Loose Lips Sink Ships: The Titanic’s Achilles Keel

I couldn’t let the 100th anniversary of the sinking of the Titanic pass without a mention.

I was in second grade when my brother borrowed from our grade school library the then-definitive account of the sinking: Walter Lord’s book, “A Night to Remember.” It was the beginning of a lifelong fascination.

As I grew older, I began thinking of the tragedy in terms of the paroxysms in the processes, the “event cascade,” that led to its collision with the iceberg and, far worse in my opinion, the inability to save more of its passengers.

The event cascade is familiar to us. It’s the stream of decisions, actions, errors that, uninterrupted, results in very bad things. Think 9/11, Three Mile Island, the Union Carbide catastrophe in Bhopal, India, Chernobyl, Exxon Valdez.

Yes, of course there are abject, interconnected lessons within the Titanic story that cost more than 1,500 people their lives: The hubris, lack of preparation, poor coordination of the evacuation, ignorance of repeated ice warnings, overt segregation of the classes, moonless night, flat sea, inaccessible binoculars in the crow’s nest, port-around/reversed engines that widened the ship’s turning radius, amount of slag in the rivets…

But , in my opinion, the single largest culprit…the sentinel breakdown that led to all those deaths…the Titanic’s Achilles keel…was communications.
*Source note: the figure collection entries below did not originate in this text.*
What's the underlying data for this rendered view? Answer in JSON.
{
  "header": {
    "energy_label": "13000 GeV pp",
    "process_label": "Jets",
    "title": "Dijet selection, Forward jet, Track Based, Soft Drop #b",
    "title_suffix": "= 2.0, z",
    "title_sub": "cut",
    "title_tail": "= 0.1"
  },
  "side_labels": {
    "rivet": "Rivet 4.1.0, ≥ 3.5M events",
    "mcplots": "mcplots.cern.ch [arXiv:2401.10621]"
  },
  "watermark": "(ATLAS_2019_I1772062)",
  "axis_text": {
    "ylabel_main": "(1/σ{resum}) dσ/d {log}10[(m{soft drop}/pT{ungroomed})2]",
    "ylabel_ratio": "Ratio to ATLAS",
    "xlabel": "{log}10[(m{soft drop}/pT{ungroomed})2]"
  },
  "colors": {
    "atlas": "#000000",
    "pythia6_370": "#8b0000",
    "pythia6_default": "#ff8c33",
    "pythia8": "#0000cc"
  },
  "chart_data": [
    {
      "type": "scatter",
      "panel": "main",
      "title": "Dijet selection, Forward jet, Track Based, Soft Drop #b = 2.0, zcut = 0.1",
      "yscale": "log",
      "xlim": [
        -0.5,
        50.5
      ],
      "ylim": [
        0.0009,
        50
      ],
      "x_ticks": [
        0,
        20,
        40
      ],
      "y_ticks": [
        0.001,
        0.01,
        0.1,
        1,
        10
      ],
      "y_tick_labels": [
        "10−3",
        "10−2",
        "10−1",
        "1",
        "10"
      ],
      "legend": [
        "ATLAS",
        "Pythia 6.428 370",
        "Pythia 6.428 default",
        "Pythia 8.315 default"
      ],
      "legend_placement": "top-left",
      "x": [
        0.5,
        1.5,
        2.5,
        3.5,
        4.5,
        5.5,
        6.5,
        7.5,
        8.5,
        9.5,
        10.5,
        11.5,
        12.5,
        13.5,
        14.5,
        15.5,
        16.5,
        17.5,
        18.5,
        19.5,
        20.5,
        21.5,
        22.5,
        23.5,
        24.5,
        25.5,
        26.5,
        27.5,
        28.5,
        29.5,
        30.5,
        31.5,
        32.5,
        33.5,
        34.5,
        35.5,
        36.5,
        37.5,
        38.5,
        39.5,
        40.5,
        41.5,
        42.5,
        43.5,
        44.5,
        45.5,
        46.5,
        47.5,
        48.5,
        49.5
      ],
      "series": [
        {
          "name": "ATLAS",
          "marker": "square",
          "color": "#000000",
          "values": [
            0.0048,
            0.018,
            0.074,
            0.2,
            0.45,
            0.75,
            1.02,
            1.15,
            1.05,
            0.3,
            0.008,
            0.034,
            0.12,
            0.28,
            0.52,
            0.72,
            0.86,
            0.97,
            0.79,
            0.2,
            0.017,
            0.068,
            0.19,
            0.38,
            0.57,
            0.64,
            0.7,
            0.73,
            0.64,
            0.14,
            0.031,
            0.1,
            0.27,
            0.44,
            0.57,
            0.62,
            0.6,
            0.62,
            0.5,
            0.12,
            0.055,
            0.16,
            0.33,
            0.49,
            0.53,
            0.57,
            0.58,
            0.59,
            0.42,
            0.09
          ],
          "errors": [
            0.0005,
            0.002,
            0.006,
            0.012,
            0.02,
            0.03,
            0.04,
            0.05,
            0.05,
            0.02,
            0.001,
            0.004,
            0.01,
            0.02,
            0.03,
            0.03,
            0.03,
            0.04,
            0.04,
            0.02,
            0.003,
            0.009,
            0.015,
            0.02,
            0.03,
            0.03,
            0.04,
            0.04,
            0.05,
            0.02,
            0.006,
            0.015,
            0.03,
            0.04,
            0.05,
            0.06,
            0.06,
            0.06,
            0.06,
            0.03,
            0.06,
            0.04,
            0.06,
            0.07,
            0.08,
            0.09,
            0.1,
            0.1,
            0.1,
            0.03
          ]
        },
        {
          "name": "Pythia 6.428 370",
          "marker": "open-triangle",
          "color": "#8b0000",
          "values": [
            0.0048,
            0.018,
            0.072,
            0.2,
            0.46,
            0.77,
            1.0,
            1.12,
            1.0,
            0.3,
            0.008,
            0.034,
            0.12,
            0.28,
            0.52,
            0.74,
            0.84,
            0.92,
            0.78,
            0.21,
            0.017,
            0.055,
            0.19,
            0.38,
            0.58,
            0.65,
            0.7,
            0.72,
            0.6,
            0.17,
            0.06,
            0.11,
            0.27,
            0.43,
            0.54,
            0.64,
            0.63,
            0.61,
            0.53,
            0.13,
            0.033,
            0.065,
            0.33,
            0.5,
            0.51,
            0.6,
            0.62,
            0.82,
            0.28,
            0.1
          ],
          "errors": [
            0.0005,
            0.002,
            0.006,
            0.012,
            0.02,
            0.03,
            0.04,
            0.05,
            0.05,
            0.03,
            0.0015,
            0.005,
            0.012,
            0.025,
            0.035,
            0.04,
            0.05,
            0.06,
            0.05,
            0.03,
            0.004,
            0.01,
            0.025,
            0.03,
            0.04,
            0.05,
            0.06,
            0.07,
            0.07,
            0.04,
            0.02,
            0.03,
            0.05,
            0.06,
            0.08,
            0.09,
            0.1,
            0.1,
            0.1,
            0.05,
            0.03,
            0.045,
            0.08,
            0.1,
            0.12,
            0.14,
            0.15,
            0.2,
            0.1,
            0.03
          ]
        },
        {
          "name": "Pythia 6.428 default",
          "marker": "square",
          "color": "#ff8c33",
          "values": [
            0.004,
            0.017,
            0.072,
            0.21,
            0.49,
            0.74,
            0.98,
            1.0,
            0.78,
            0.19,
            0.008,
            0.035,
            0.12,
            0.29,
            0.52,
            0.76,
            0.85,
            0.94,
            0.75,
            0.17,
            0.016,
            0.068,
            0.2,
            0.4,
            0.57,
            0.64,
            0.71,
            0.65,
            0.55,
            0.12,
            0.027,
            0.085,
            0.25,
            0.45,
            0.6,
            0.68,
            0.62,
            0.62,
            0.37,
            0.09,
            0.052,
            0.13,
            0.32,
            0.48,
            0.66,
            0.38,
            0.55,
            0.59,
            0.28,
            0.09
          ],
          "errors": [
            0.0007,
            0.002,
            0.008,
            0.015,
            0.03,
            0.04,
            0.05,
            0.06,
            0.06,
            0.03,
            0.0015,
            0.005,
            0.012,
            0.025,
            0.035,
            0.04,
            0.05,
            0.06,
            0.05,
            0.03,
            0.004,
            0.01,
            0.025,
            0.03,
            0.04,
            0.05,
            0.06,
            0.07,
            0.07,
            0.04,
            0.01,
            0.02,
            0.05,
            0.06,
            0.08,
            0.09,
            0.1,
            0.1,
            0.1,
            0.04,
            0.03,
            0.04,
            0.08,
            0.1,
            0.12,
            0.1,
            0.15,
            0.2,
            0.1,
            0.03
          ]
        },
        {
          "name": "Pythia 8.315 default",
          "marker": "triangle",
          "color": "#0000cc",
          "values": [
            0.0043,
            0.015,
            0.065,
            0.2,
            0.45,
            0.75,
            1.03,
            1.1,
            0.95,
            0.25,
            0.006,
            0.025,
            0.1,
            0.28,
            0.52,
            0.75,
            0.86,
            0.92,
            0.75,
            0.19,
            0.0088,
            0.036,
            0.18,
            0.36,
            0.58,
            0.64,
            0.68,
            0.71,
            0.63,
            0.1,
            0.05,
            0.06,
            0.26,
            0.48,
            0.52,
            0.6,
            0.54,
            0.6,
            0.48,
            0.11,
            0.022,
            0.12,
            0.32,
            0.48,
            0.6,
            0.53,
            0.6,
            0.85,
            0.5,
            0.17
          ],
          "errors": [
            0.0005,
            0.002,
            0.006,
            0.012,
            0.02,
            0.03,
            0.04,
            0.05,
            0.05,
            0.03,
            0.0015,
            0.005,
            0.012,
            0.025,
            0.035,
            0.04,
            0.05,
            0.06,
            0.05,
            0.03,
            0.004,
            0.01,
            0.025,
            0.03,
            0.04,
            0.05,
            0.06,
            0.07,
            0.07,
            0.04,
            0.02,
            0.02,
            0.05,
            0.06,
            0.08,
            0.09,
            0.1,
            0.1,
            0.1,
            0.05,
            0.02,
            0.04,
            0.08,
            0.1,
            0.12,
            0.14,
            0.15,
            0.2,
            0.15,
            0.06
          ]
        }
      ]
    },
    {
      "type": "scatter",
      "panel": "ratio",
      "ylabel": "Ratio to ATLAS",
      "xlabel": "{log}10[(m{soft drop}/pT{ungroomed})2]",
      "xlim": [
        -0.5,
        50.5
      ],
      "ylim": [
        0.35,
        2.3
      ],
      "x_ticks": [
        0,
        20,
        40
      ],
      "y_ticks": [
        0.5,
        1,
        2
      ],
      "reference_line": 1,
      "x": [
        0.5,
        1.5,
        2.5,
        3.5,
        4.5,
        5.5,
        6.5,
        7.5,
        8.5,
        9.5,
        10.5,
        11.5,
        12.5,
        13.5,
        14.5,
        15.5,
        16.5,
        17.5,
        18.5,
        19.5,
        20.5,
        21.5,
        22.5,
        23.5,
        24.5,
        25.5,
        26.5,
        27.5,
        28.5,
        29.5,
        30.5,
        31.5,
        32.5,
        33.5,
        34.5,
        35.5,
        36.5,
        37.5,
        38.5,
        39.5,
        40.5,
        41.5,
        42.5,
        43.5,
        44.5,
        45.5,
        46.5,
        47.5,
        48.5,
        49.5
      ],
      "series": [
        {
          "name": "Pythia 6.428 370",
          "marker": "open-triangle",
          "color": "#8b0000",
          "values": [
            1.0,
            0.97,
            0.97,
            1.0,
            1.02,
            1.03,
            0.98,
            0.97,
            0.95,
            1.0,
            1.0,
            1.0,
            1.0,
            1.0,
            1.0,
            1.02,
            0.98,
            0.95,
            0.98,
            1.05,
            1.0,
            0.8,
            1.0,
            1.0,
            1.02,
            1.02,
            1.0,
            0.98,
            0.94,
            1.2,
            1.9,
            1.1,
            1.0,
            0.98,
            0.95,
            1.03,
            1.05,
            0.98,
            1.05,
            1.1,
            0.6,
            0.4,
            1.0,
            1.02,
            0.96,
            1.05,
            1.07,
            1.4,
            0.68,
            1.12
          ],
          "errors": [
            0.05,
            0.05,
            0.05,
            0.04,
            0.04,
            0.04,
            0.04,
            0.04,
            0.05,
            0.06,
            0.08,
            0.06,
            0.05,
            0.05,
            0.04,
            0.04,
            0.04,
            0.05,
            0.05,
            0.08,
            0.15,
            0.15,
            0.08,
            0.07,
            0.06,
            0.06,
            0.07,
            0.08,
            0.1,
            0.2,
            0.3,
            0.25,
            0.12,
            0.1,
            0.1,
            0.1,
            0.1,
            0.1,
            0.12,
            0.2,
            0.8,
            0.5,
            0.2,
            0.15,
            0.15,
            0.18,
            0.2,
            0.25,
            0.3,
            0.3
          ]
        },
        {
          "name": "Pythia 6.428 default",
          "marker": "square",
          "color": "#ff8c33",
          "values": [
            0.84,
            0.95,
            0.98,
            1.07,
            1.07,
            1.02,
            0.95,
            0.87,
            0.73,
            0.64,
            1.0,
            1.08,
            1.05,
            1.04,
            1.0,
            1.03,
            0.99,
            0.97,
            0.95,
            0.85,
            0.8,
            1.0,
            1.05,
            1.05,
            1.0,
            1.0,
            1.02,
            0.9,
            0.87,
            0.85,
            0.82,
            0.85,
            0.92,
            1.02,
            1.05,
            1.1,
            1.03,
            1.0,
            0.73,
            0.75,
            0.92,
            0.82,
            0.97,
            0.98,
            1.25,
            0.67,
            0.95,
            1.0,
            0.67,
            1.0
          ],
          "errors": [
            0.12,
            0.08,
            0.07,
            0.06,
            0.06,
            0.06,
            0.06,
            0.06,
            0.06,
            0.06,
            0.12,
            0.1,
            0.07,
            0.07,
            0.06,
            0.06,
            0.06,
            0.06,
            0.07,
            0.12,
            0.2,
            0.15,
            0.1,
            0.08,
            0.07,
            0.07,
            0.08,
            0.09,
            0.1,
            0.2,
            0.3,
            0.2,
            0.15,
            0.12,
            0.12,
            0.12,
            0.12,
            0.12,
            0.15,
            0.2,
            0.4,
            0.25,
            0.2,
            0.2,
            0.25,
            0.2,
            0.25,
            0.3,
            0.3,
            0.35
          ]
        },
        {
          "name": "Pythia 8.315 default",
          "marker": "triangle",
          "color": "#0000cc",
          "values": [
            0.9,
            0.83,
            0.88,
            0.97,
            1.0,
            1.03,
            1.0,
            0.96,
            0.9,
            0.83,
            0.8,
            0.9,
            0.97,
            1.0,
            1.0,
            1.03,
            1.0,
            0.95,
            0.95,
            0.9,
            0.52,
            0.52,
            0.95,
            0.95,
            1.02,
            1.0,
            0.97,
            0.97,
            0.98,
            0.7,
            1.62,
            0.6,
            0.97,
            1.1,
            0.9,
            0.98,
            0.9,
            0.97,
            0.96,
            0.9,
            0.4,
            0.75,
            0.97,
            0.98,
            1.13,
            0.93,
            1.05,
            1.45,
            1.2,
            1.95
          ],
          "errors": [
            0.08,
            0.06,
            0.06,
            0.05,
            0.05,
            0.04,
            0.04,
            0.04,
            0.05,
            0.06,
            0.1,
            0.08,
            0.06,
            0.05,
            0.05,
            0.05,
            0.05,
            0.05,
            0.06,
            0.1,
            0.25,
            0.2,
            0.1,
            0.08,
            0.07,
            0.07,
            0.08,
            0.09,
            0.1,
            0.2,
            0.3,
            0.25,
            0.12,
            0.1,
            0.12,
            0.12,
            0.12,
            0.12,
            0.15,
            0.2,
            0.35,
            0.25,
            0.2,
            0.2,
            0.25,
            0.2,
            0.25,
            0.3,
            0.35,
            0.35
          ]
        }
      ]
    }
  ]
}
It’s said that the Marconi wireless was more for the amusement of the rich than for securing assistance in potential crises. In its brief life at sea, Titanic’s wireless operators Harold Bride and Jack Phillips spent most of their time sending pointless messages on behalf of their wealthy passengers. When the ship’s fate was sealed, at least one ship’s captain and wireless operator, close enough to be of immediate aid, had tired of the drivel and gone to bed.

In fact, earlier in the day — when the telegraph operator of that ship, the Californian, sent the Titanic warnings of icebergs in its vicinity — the two men (frustrated that the Californian’s messages clogged the airways, preventing the distribution of their own messages), replied, “Shut up!”

Ouch. The Californian was within 10 miles of the Titanic as she foundered. It could have saved all or most of its passengers. But its crew were long disconnected — thanks, in part, to the scorn for their earlier assistance.

I’m not of the mind that Bride and Phillips were wholly culpable in this tragedy. They weren’t. In fact, in many ways they became heroes — standing their post, desperately communicating with ships even as water poured into the wireless room and the power cut out. Their messages found the Carpathia which steamed through ice-laden seas to rescue surviving passengers.

But their earlier folly — doing what they were expected to do for four days preceding the accident — contributed to a flawed system that was doomed to fail.

Therein may lie poignant lessons for us all: What information are we sharing with the world? Is it meaningful? Or are we just bombarding humanity with myriad, pointless, self serving posts to Facebook, Twitter, and YouTube?

Is what we’re saying relevant? Is it what we need to say? Or what we want to say?

As importantly, are we listening? Our customers, community, and employees are sharing important information.

Think about it. By our actions or indifference, we might be telling those who want to help to “shut up” so we can perpetuate our own agenda.

And that, my friends, is a Titanic error in judgement.